The advent of Islam in India has generally been regarded as a peaceful and mostly non violent process under which the various Sufi saints arrived in India from various parts of West Asia, and settled down here. Their interaction with the local people, who were at various times willing and at others reluctant disciples, relays the story of a mixed approach by these Sufis and other influencers who helped in the spread of Islam in this region.  There is a concept of homogenous empty time, as suggested by Benedict Anderson, who says that this empty time is available to be filled with information and the colour given to this time period is dependent on the predominant cultural aspects, leaning of the historiographers as well as those of the scholars of the time.

Anderson mentions in his works that when the printing business became big in Europe in the 1500s, one of the prime objectives of the publishers was to make money. So they published books in Latin language as the monied class was well versed in this language. Therefore the readership remained limited to those who could read Latin. In a similar fashion, one of the largest works of history of the subcontinent was called ‘Chachnama’, a compilation of historical happenings, and which provides details on Islam’s arrival in India. The book was written in Arabic during the 8th century, was translated into Persian in 1226 by Ali Kufi, and then Mirza Kalichbeg Fredunbeg (1853-1929) in 1900.

According to Mannan Ahmed Asif, author of “A book of Conquest’, the early historiographers and post colonial scholars like H. T. Lambrick, Peter Hardy, and Yohanan Friedmann portrayed the content of the book in such a manner that

“The notion of Chachnama as a carrier text became the overarching consensus of the field.”

Manann also states that Romila Thapar, Gyanendra Pandey, Uma Chakravarti, Richard Eaton, Cynthia Talbot, and Shahid Amin are some of the key·figures who in all probability also used Chachnama’s reduced depiction as laid out by Kufi, in addition to some other important works of the era, in their historical works which are widely followed as rendered pioneering in scholarly world.

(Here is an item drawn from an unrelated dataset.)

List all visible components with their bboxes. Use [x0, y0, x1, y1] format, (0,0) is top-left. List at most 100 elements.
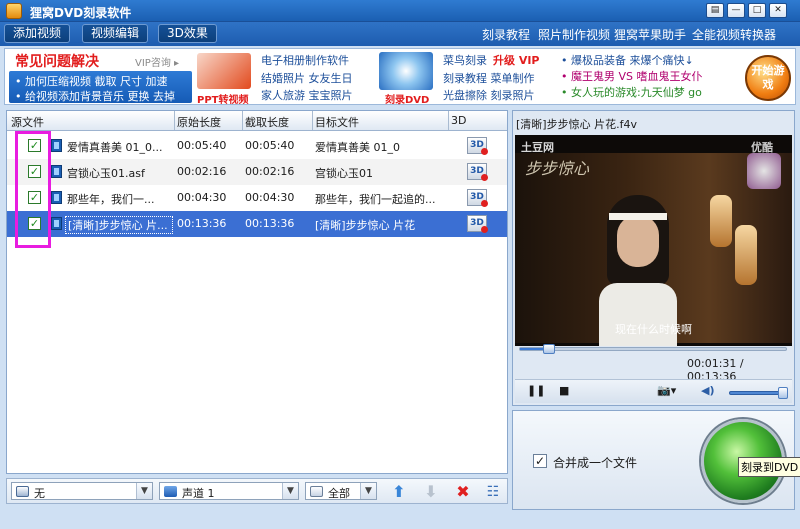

The advent of Arabs in India started to take place before the beginning of Islam in Arabia, which emerged as the first Islamic State at the beginning of the 7th century. The Muslim polities made their presence known in Sindh in the 8th century. But before that there were many Arab families who were settled in Aden, Muscat, Diu, and Thana. However there are no major accounts available of Hindus and other religions converting to Islam in the early days of the religion. It can be said that at time the religion was still in its infancy and did not have the machinery through which its message could be spread. Various Muslim scholars, travelers and merchants, who visited India during the early centuries of Islam, were not able to find it within themselves to influence the locals with their faith.

The legacy of King Chach carried forward by his son Raja Dahir in Sindh, Multam and Uch, was challenged by Hajjaj Bin Yousuf who sent his young lieutenant Muhammad Bin Qasim to spread Islam’s conquests into India. In 712 Islamic rule came to India for the first time, when Qasim defeated Raja Dahir and imprisoned his daughters. After Qasim was arrested on the orders of Hajjaj Bin Yousuf and later, when he died in prison, the Muslims quickly starting to lose territory.

An important aspect of why non Muslims turned towards Islam in many areas is said to be the impact of paying Jizya, and the toll this took on the economic affairs of these people. During Muhammad Bin Qasim’s tenure, there are different opinions on whether he had imposed Jizya on non Muslims or not, and what was the total impact of it. However it was not until much later in the 13th century that strong evidence and repercussion of pay Jizya, and even more crushing custom of paying kharaj. The purpose of Jizyah was to humiliate the non Muslims and to remind them of their place in the society as Dhimmis, but according to M A Khan, it was still lighter on the pocket.

However, he narrates

“the peasants had literally become bonded slaves of the government, since up to 50–75 percent of the produce was taken away in taxes, mainly as kharaj.”

The condition was so bad that the Hindus were running away from populated areas and hiding in forests to escape from the tax collecting army of the King. During this time, it was easier for the non Muslims to convert to Islam and be saved from the economic burden. This tactic worked in the spread of Islam to a large extent, as is shared by Feroze Shah Tughlaq who ruled in the mid 15th century. He writes in his memoir Fatuhat-i-Firoz Shahi:

“I encouraged my infidel subjects to embrace the religion of the prophet, and I proclaimed that everyone who repeated the creed and became a Musalman should be exempted from the jizyah, or poll-tax. Information of this came to the ears of the people at large, and great numbers of Hindus presented themselves and were admitted to the honor of Islam. Thus they came forward day by day from every quarter, and, adopting the faith, were exonerated from the jizyah, and were favored with presents and honor.”

Auragzeb inflicted a lot of regressive tactics upon non Muslims and was actively responsible for the forced conversions in his era. Many of his tactics were economically depriving. He ordered to expel all Hindus working at the royal court to be expelled, hence giving them the option to convert to Islam in order to save their livelihood. He also offered money to non Muslims to convert to Islam, which was Rs. 4 for males and Rs. 2 for females. This was equivalent to a month’s salary at that time.